Small Noncytotoxic Carbon Nano‐Onions: First Covalent Functionalization with Biomolecules

Small carbon nano‐onions (CNOs, 6–8 shells) were prepared in high yield and functionalized with carboxylic groups by chemical oxidation. After functionalization these nanostructures were soluble in aqueous solutions. 3‐(4,5‐dimethylthiazol‐2‐yl)‐5‐(3‐carboxymethoxyphenyl)‐2‐(4‐sulfophenyl)‐2 tetrazolium (MTS) tests showed excellent cytocompatibility of all CNOs analyzed at 30 and 300 μg mL^?1, so these carbon nanostructures can be safely used for biological applications. The first covalent functionalization of oxidized CNOs (ox‐CNOs) with biomolecules, by using biotin–avidin interactions is reported here.
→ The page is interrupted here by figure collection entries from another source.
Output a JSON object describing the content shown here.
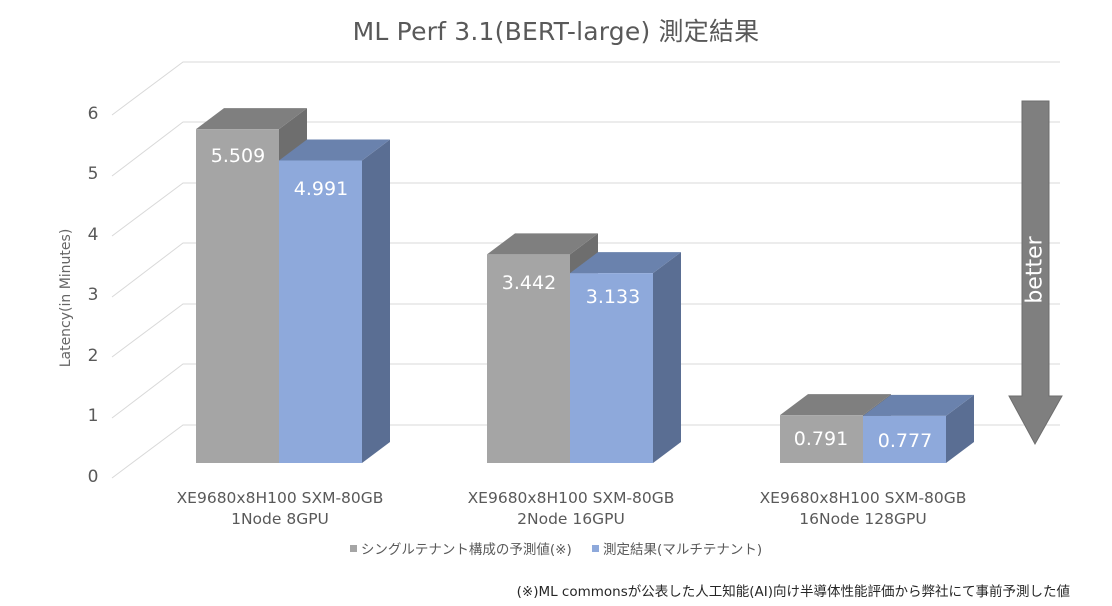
{
  "title": "ML Perf 3.1(BERT-large) 測定結果",
  "y_axis": {
    "label": "Latency(in Minutes)",
    "ticks": [
      "0",
      "1",
      "2",
      "3",
      "4",
      "5",
      "6"
    ]
  },
  "categories": [
    {
      "line1": "XE9680x8H100 SXM-80GB",
      "line2": "1Node 8GPU"
    },
    {
      "line1": "XE9680x8H100 SXM-80GB",
      "line2": "2Node 16GPU"
    },
    {
      "line1": "XE9680x8H100 SXM-80GB",
      "line2": "16Node 128GPU"
    }
  ],
  "values": {
    "single": [
      "5.509",
      "3.442",
      "0.791"
    ],
    "multi": [
      "4.991",
      "3.133",
      "0.777"
    ]
  },
  "legend": {
    "single": "シングルテナント構成の予測値(※)",
    "multi": "測定結果(マルチテナント)"
  },
  "arrow_label": "better",
  "footnote": "(※)ML commonsが公表した人工知能(AI)向け半導体性能評価から弊社にて事前予測した値",
  "colors": {
    "single_front": "#A5A5A5",
    "single_top": "#7F7F7F",
    "single_side": "#6E6E6E",
    "multi_front": "#8EA9DB",
    "multi_top": "#6A82AD",
    "multi_side": "#5A6E93",
    "arrow": "#7F7F7F",
    "grid": "#D9D9D9"
  },
  "chart_data": {
    "type": "bar",
    "title": "ML Perf 3.1(BERT-large) 測定結果",
    "xlabel": "",
    "ylabel": "Latency(in Minutes)",
    "ylim": [
      0,
      6
    ],
    "yticks": [
      0,
      1,
      2,
      3,
      4,
      5,
      6
    ],
    "grid": true,
    "style": "3d-clustered-column",
    "categories": [
      "XE9680x8H100 SXM-80GB 1Node 8GPU",
      "XE9680x8H100 SXM-80GB 2Node 16GPU",
      "XE9680x8H100 SXM-80GB 16Node 128GPU"
    ],
    "series": [
      {
        "name": "シングルテナント構成の予測値(※)",
        "color": "#A5A5A5",
        "values": [
          5.509,
          3.442,
          0.791
        ]
      },
      {
        "name": "測定結果(マルチテナント)",
        "color": "#8EA9DB",
        "values": [
          4.991,
          3.133,
          0.777
        ]
      }
    ],
    "legend_position": "bottom",
    "annotations": [
      "better (downward arrow: lower latency is better)",
      "(※)ML commonsが公表した人工知能(AI)向け半導体性能評価から弊社にて事前予測した値"
    ]
  }
}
Multilayers were prepared on a gold surface by layer‐by‐layer assembly and the process was monitored by surface plasmon resonance (SPR) spectroscopy and atomic force microscopy (AFM). Covalent binding of molecules to the short amine‐terminated organosulfur monolayers was assessed by Fourier transform infrared spectroscopy using total attenuated reflactance mode (FT‐IR/HATR).